Track A: Humanities depth (real rigor)

  • heavy reading and writing
  • seminar-style discussion
  • original research
  • close argumentation

 

Track B: Technical fluency (enough to be dangerous)

Pick 2–3:

  • statistics / data literacy
  • basic programming (Python or R)
  • research methods
  • logic (formal reasoning)
  • AI literacy (how models fail, bias, evaluation)

 
LinkedIn’s reporting on skills trends has highlighted AI literacy and related skills as fast-growing.  

The point is not to “become a coder.” It’s to become someone who can:

  • ask better questions than the model
  • evaluate outputs
  • design good workflows
  • communicate conclusions responsibly

 

What careers does this actually lead to?

A humanities+AI-fluency profile can map cleanly to roles like:

  • product (especially user-centered product thinking)
  • marketing/communications (high-integrity, high-signal)
  • policy and governance (tech, education, health)
  • UX research / human-centered design
  • consulting / strategy (when paired with analytical rigor)
  • education and curriculum design
  • journalism/analysis (high standards, domain expertise)

 
The common denominator is not “writing.” It’s judgment + communication + evidence standards.
 

How to “prove it” to universities and employers the value of humanities in the AI era

In an AI era, proof matters more, not less—because everyone can generate plausible text.

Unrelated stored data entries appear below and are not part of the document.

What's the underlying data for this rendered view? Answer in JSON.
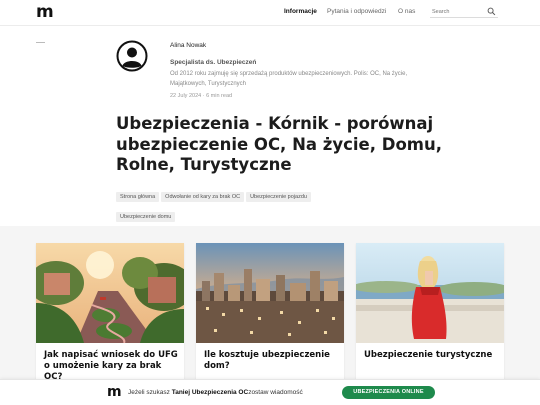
{
  "header": {
    "logo": "m",
    "nav": [
      {
        "label": "Informacje",
        "active": true
      },
      {
        "label": "Pytania i odpowiedzi",
        "active": false
      },
      {
        "label": "O nas",
        "active": false
      }
    ],
    "search_placeholder": "Search",
    "search_icon": "search-icon"
  },
  "author": {
    "avatar_icon": "user-avatar-icon",
    "name": "Alina Nowak",
    "role": "Specjalista ds. Ubezpieczeń",
    "bio": "Od 2012 roku zajmuję się sprzedażą produktów ubezpieczeniowych. Polis: OC, Na życie, Majątkowych, Turystycznych",
    "meta": "22 July 2024 · 6 min read"
  },
  "article": {
    "title": "Ubezpieczenia - Kórnik - porównaj ubezpieczenie OC, Na życie, Domu, Rolne, Turystyczne"
  },
  "tags": [
    "Strona główna",
    "Odwołanie od kary za brak OC",
    "Ubezpieczenie pojazdu",
    "Ubezpieczenie domu"
  ],
  "cards": [
    {
      "title": "Jak napisać wniosek do UFG o umożenie kary za brak OC?"
    },
    {
      "title": "Ile kosztuje ubezpieczenie dom?"
    },
    {
      "title": "Ubezpieczenie turystyczne"
    }
  ],
  "banner": {
    "logo": "m",
    "text_before": "Jeżeli szukasz ",
    "text_bold": "Taniej Ubezpieczenia OC",
    "text_after": "zostaw wiadomość",
    "button": "UBEZPIECZENIA ONLINE"
  },
  "colors": {
    "accent_button": "#1e8a4c",
    "section_bg": "#f5f5f5"
  }
}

For humanities students, proof can look like:

  • a sustained research project (published or presented)
  • a public writing portfolio (essays, analysis, reviews)
  • debate / Model UN / ethics bowl with strong artifacts
  • interdisciplinary work: e.g., “history + data,” “literature + digital humanities”
  • internships where writing and judgment matter (policy, media, education, nonprofit, think tanks)
  • Employers say they want evidence of skills like problem-solving, communication, and teamwork; show them.  

 

FAQ

Are the humanities “coming back” even if departments are being cut?

Departments are under pressure and degrees declined for years. But employer skill signals increasingly emphasize analytical thinking, communication, and judgment.  And universities are actively building interdisciplinary AI-and-humanities offerings. So: institutionally stressed, economically re-valuable—both can be true.

Will humanities majors be replaced by AI?

AI can generate content. It struggles with accountability, taste, context, and responsibility. The more a role depends on high-stakes judgment and persuasion, the more “human” strengths matter—especially when paired with AI fluency.

What if a student loves CS and humanities?

That is often the best-case scenario: double major, minor, or a deliberate hybrid. The future belongs to people who can connect disciplines and produce real work across them.

 

Bottom line

  • CS is still a great major for students who love it, will build real proof, and are thus prepared to face greater unpredictability in the job market (especially at entry level.)
  • But the “default CS because it’s safe” heuristic is weaker than it used to be.
  • For many students, humanities/lower-arts + AI fluency is becoming one of the most resilient and differentiating paths—because it trains the very capacities employers keep naming: thinking, judgment, communication, and adaptability.